- Genre: Black comedy
- Created by: Ray Lawlor
- Written by: Ray Lawlor
- Directed by: John Hayes Oonagh Kearney
- Starring: Siobhán Cullen; Michael Smiley; Ronan Raftery; Danielle Galligan; David Ganly;
- Composer: Steve Lynch
- Country of origin: Ireland
- Original language: English
- No. of series: 2
- No. of episodes: 12

Production
- Executive producers: David Crean; Dermot Horan; Laurent Boissel; Paddy Hayes;
- Producer: Nell Green
- Cinematography: James Mather
- Editor: Tony Kearns
- Camera setup: Multi-camera
- Running time: 52 minutes
- Production companies: APC Studios; Magamedia;

Original release
- Network: RTÉ One
- Release: 26 September 2023 – present

= Obituary (TV series) =

Irish TV series

Obituary is a 2023 Irish black comedy television series created by Ray Lawlor for RTÉ and starring Siobhán Cullen. Its first series originally aired in September and October 2023, and its second series aired between October and November 2025.

It showed in the United States on Hulu. A second series aired in 2025. It also airs on AMC Networks International Southern Europe (Spain and Portugal), Netflix (UK), BritBox (Australia), TVNZ (New Zealand), One (Germany), Proximus Pickx (Belgium), Radio Télévision Suisse (Switzerland), Rádio e Televisão de Portugal, BluTV/Max (Turkey and Cyprus), Tet (Latvia), and CTV Drama (Canada).

==Background==
Filming took place in Ballyshannon and Bundoran in the south of County Donegal in Ulster, even though the series is set somewhere "down south" in Ireland.

==Plot==
In a small Irish town, a young woman obsessed with death becomes an obituarist for the local newspaper.

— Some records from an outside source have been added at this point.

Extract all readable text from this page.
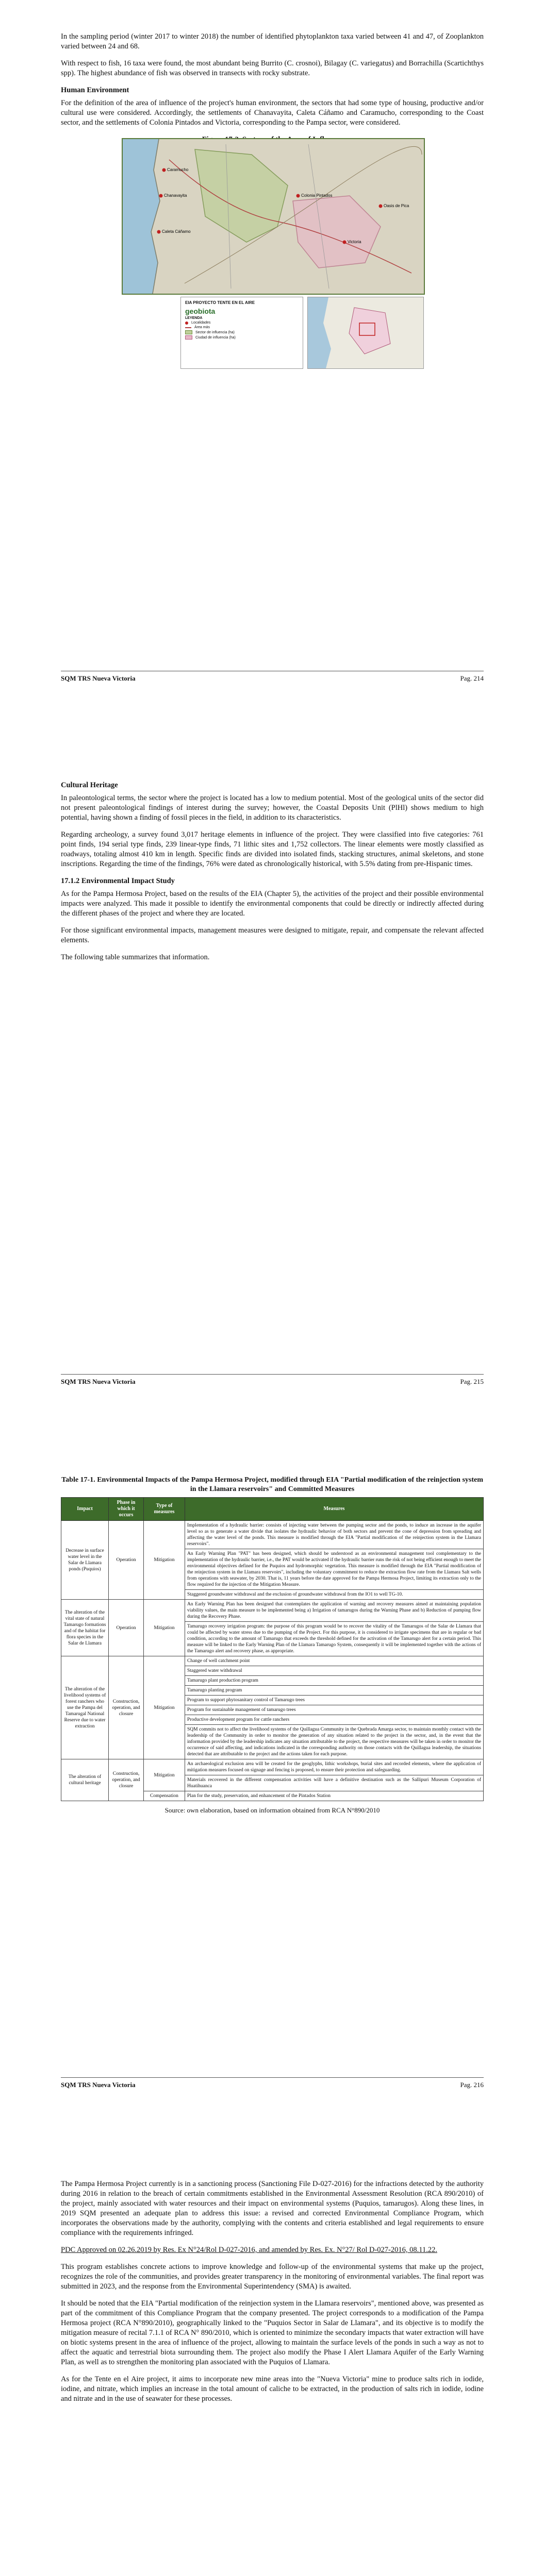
In the sampling period (winter 2017 to winter 2018) the number of identified phytoplankton taxa varied between 41 and 47, of Zooplankton varied between 24 and 68.

With respect to fish, 16 taxa were found, the most abundant being Burrito (C. crosnoi), Bilagay (C. variegatus) and Borrachilla (Scartichthys spp). The highest abundance of fish was observed in transects with rocky substrate.

Human Environment

For the definition of the area of influence of the project's human environment, the sectors that had some type of housing, productive and/or cultural use were considered. Accordingly, the settlements of Chanavayita, Caleta Cáñamo and Caramucho, corresponding to the Coast sector, and the settlements of Colonia Pintados and Victoria, corresponding to the Pampa sector, were considered.

Caramucho
Chanavayita
Caleta Cáñamo
Colonia Pintados
Victoria
Oasis de Pica
EIA PROYECTO TENTE EN EL AIRE
geobiota
LEYENDA
Localidades
Área más
Sector de influencia (ha)
Ciudad de influencia (ha)
SQM TRS Nueva Victoria	Pag. 214
Cultural Heritage

In paleontological terms, the sector where the project is located has a low to medium potential. Most of the geological units of the sector did not present paleontological findings of interest during the survey; however, the Coastal Deposits Unit (PlHl) shows medium to high potential, having shown a finding of fossil pieces in the field, in addition to its characteristics.

Regarding archeology, a survey found 3,017 heritage elements in influence of the project. They were classified into five categories: 761 point finds, 194 serial type finds, 239 linear-type finds, 71 lithic sites and 1,752 collectors. The linear elements were mostly classified as roadways, totaling almost 410 km in length. Specific finds are divided into isolated finds, stacking structures, animal skeletons, and stone inscriptions. Regarding the time of the findings, 76% were dated as chronologically historical, with 5.5% dating from pre-Hispanic times.

17.1.2 Environmental Impact Study

As for the Pampa Hermosa Project, based on the results of the EIA (Chapter 5), the activities of the project and their possible environmental impacts were analyzed. This made it possible to identify the environmental components that could be directly or indirectly affected during the different phases of the project and where they are located.

For those significant environmental impacts, management measures were designed to mitigate, repair, and compensate the relevant affected elements.

The following table summarizes that information.

SQM TRS Nueva Victoria	Pag. 215
Table 17-1. Environmental Impacts of the Pampa Hermosa Project, modified through EIA "Partial modification of the reinjection system in the Llamara reservoirs" and Committed Measures
Impact	Phase in which it occurs	Type of measures	Measures
Decrease in surface water level in the Salar de Llamara ponds (Puquios)	Operation	Mitigation	Implementation of a hydraulic barrier: consists of injecting water between the pumping sector and the ponds, to induce an increase in the aquifer level so as to generate a water divide that isolates the hydraulic behavior of both sectors and prevent the cone of depression from spreading and affecting the water level of the ponds. This measure is modified through the EIA "Partial modification of the reinjection system in the Llamara reservoirs".
			An Early Warning Plan "PAT" has been designed, which should be understood as an environmental management tool complementary to the implementation of the hydraulic barrier, i.e., the PAT would be activated if the hydraulic barrier runs the risk of not being efficient enough to meet the environmental objectives defined for the Puquios and hydromorphic vegetation. This measure is modified through the EIA "Partial modification of the reinjection system in the Llamara reservoirs", including the voluntary commitment to reduce the extraction flow rate from the Llamara Salt wells from operations with seawater, by 2030. That is, 11 years before the date approved for the Pampa Hermosa Project, limiting its extraction only to the flow required for the injection of the Mitigation Measure.
			Staggered groundwater withdrawal and the exclusion of groundwater withdrawal from the IO1 to well TG-10.
The alteration of the vital state of natural Tamarugo formations and of the habitat for flora species in the Salar de Llamara	Operation	Mitigation	An Early Warning Plan has been designed that contemplates the application of warning and recovery measures aimed at maintaining population viability values, the main measure to be implemented being a) Irrigation of tamarugos during the Warning Phase and b) Reduction of pumping flow during the Recovery Phase.
			Tamarugo recovery irrigation program: the purpose of this program would be to recover the vitality of the Tamarugos of the Salar de Llamara that could be affected by water stress due to the pumping of the Project. For this purpose, it is considered to irrigate specimens that are in regular or bad condition, according to the amount of Tamarugo that exceeds the threshold defined for the activation of the Tamarugo alert for a certain period. This measure will be linked to the Early Warning Plan of the Llamara Tamarugo System, consequently it will be implemented together with the actions of the Tamarugo alert and recovery phase, as appropriate.
The alteration of the livelihood systems of forest ranchers who use the Pampa del Tamarugal National Reserve due to water extraction	Construction, operation, and closure	Mitigation	Change of well catchment point
			Staggered water withdrawal
			Tamarugo plant production program
			Tamarugo planting program
			Program to support phytosanitary control of Tamarugo trees
			Program for sustainable management of tamarugo trees
			Productive development program for cattle ranchers
			SQM commits not to affect the livelihood systems of the Quillagua Community in the Quebrada Amarga sector, to maintain monthly contact with the leadership of the Community in order to monitor the generation of any situation related to the project in the sector, and, in the event that the information provided by the leadership indicates any situation attributable to the project, the respective measures will be taken in order to monitor the occurrence of said affecting, and indications indicated in the corresponding authority on those contacts with the Quillagua leadership, the situations detected that are attributable to the project and the actions taken for each purpose.
The alteration of cultural heritage	Construction, operation, and closure	Mitigation	An archaeological exclusion area will be created for the geoglyphs, lithic workshops, burial sites and recorded elements, where the application of mitigation measures focused on signage and fencing is proposed, to ensure their protection and safeguarding.
			Materials recovered in the different compensation activities will have a definitive destination such as the Sallipuri Museum Corporation of Huatihuanca
		Compensation	Plan for the study, preservation, and enhancement of the Pintados Station
Source: own elaboration, based on information obtained from RCA N°890/2010
SQM TRS Nueva Victoria	Pag. 216

The Pampa Hermosa Project currently is in a sanctioning process (Sanctioning File D-027-2016) for the infractions detected by the authority during 2016 in relation to the breach of certain commitments established in the Environmental Assessment Resolution (RCA 890/2010) of the project, mainly associated with water resources and their impact on environmental systems (Puquios, tamarugos). Along these lines, in 2019 SQM presented an adequate plan to address this issue: a revised and corrected Environmental Compliance Program, which incorporates the observations made by the authority, complying with the contents and criteria established and legal requirements to ensure compliance with the requirements infringed.

PDC Approved on 02.26.2019 by Res. Ex N°24/Rol D-027-2016, and amended by Res. Ex. N°27/ Rol D-027-2016, 08.11.22.

This program establishes concrete actions to improve knowledge and follow-up of the environmental systems that make up the project, recognizes the role of the communities, and provides greater transparency in the monitoring of environmental variables. The final report was submitted in 2023, and the response from the Environmental Superintendency (SMA) is awaited.

It should be noted that the EIA "Partial modification of the reinjection system in the Llamara reservoirs", mentioned above, was presented as part of the commitment of this Compliance Program that the company presented. The project corresponds to a modification of the Pampa Hermosa project (RCA N°890/2010), geographically linked to the "Puquios Sector in Salar de Llamara", and its objective is to modify the mitigation measure of recital 7.1.1 of RCA N° 890/2010, which is oriented to minimize the secondary impacts that water extraction will have on biotic systems present in the area of influence of the project, allowing to maintain the surface levels of the ponds in such a way as not to affect the aquatic and terrestrial biota surrounding them. The project also modify the Phase I Alert Llamara Aquifer of the Early Warning Plan, as well as to strengthen the monitoring plan associated with the Puquios of Llamara.

As for the Tente en el Aire project, it aims to incorporate new mine areas into the "Nueva Victoria" mine to produce salts rich in iodide, iodine, and nitrate, which implies an increase in the total amount of caliche to be extracted, in the production of salts rich in iodide, iodine and nitrate and in the use of seawater for these processes.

Seeking more interesting deaths to write about, she begins to murder local people.

In the second season, Elvira deals with her father's death by beginning to kill again, but there is another serial killer in town, and local Gardaí begin to suspect Elvira.

==Cast==
- Siobhán Cullen as Elvira Clancy, a small-town obituarist
- Michael Smiley as Ward Clancy, her father (series 1)
- Ronan Raftery as Emerson Stafford, a journalist investigating a cold-case murder in the town. He later becomes Elvira's boyfriend.
- Danielle Galligan as Mallory Markum, Elvira's best friend (series 1)
- David Ganly as Hughie Burns
- Máiréad Tyers as Vivienne Birch, the new editor of the paper (series 2)
- Noni Stapleton as Detective Rose (series 1–2, recurring)

==Episodes==

| Series | Episodes |  | Originally released |  |
|---|---|---|---|---|
| 1 | 6 |  | 26 September 2023 |  |
| 2 | 6 |  | 14 October 2025 |  |

===Series 1 (2023)===

| No. overall | No. in series | Title | Original release date |
|---|---|---|---|
| 1 | 1 | "Death Becomes Her" | 26 September 2023 |
| 2 | 2 | "Hiccups" | 26 September 2023 |
| 3 | 3 | "Stay of Execution" | 26 September 2023 |
| 4 | 4 | "Weapons of Minor Destruction" | 26 September 2023 |
| 5 | 5 | "Wild Goose Chase" | 26 September 2023 |
| 6 | 6 | "Body Count" | 26 September 2023 |

===Series 2 (2025)===

| No. overall | No. in series | Title | Original release date |
|---|---|---|---|
| 7 | 1 | "The Bad Sleep Well" | 14 October 2025 |
| 8 | 2 | "A Brain Full of Razor Blades" | 14 October 2025 |
| 9 | 3 | "It Doesn't Count as a Crime if You Had Fun" | 14 October 2025 |
| 10 | 4 | "The Principle of Two Weaknesses" | 14 October 2025 |
| 11 | 5 | "The Wrongful Prolongation of Life" | 14 October 2025 |
| 12 | 6 | "WRH?" | 14 October 2025 |

==Reception==
Obituary received positive reviews. It received 100% on Rotten Tomatoes, based on six reviews. In The Irish Times, Ed Power praised Siobhán Cullen's and Danielle Galligan's performances, but said "it's a shame the script isn't funnier. Obituary is a dark comedy that often forgets the laughs."

At the 20th Irish Film & Television Awards, Obituary was nominated for Best Drama, Best Director (John Hayes), Best Script (Peter McKenna), Best Actress in a Lead Role (Siobhán Cullen), Best Actor in a Lead Role (Michael Smiley) and Best Actress in a Supporting Role (Danielle Galligan), but did not win any. Siobhán Cullen won a Rising Star award, in part for her work on Obituary.